At this point, the device-specific proprietary libraries need to be obtained from the relevant device. You can do this by flashing a CyanogenMod 12.1 ROM onto the device and running their extract-files.sh
script. There are other sources for these files, but CyanogenMod is likely the most trustworthy one.
For the Nexus 5:
device/lge/hammerhead/extract-files.sh
For the Samsung Galaxy S4:
device/samsung/jfltexx/extract-files.sh
Finally, run the build process for the target device.
For the Nexus 5:
brunch hammerhead
For the Samsung Galaxy S4:
brunch jfltexx
Assuming it succeeds, the ROM zip file will be placed in directory set by the scripts in your shell's $OUT
environment variable. The build process gives the zip file a name based on the date and another based on the build id. These are hard links to the same file and either can be used for either sideloading or over-the-air updates.
You can also flash the recovery.img (see above) to have a recovery with support for validating that any zip it installs is correctly signed with your key. The official CopperheadOS recovery won't work, since it expects our key.
Development model
If you're contributing or just building from source, you should keep in mind that the project is currently being developed in a strictly downstream model. All of the repositories are being regularly rebased onto the upstream CyanogenMod branches along with commits being reordered / rewritten to prepare work for submission to AOSP. This makes the project significantly easier to maintain, audit and port to new versions of Android, but it will make life very painful for anyone with clones. This will be changed if there are actually a significant amount of outside contributions coming in, which seems unlikely. The history is temporary even with merges used in place of rebases because the CyanogenMod branches are based on independent AOSP stable branches.
The Repo tool will happily clobber repositories in the source tree when they're rebased, but it doesn't like updates for the main android.git repository.
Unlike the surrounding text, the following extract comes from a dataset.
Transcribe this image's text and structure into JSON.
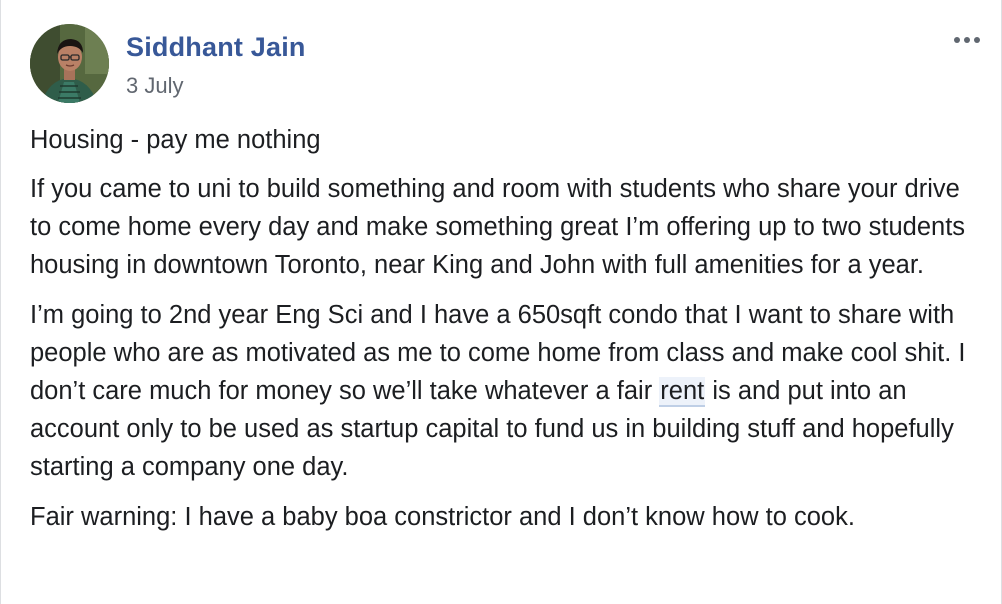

If you don't want the download the sources again, you can rewind the history in .repo/manifests
to a known good commit with git reset --hard
and then sync.
I recommend contributing bug fixes and clear cut security improvements directly to AOSP or CyanogenMod as we'll benefit from anything implemented there. It makes sense to contribute directly if upstream isn't responsive and we may also want to backport changes. CopperheadOS targets a different niche so it will also be willing to make significant (but not extreme) sacrifices to improve security. For example, it uses OpenBSD malloc but it's not going to pay the enormous performance cost of something like Address Sanitizer. PaX's MPROTECT feature is a borderline reasonable compatibility sacrifice (especially since soft mode can be toggled on) but requiring other new permissions and managing exception databases for those too would be going too far.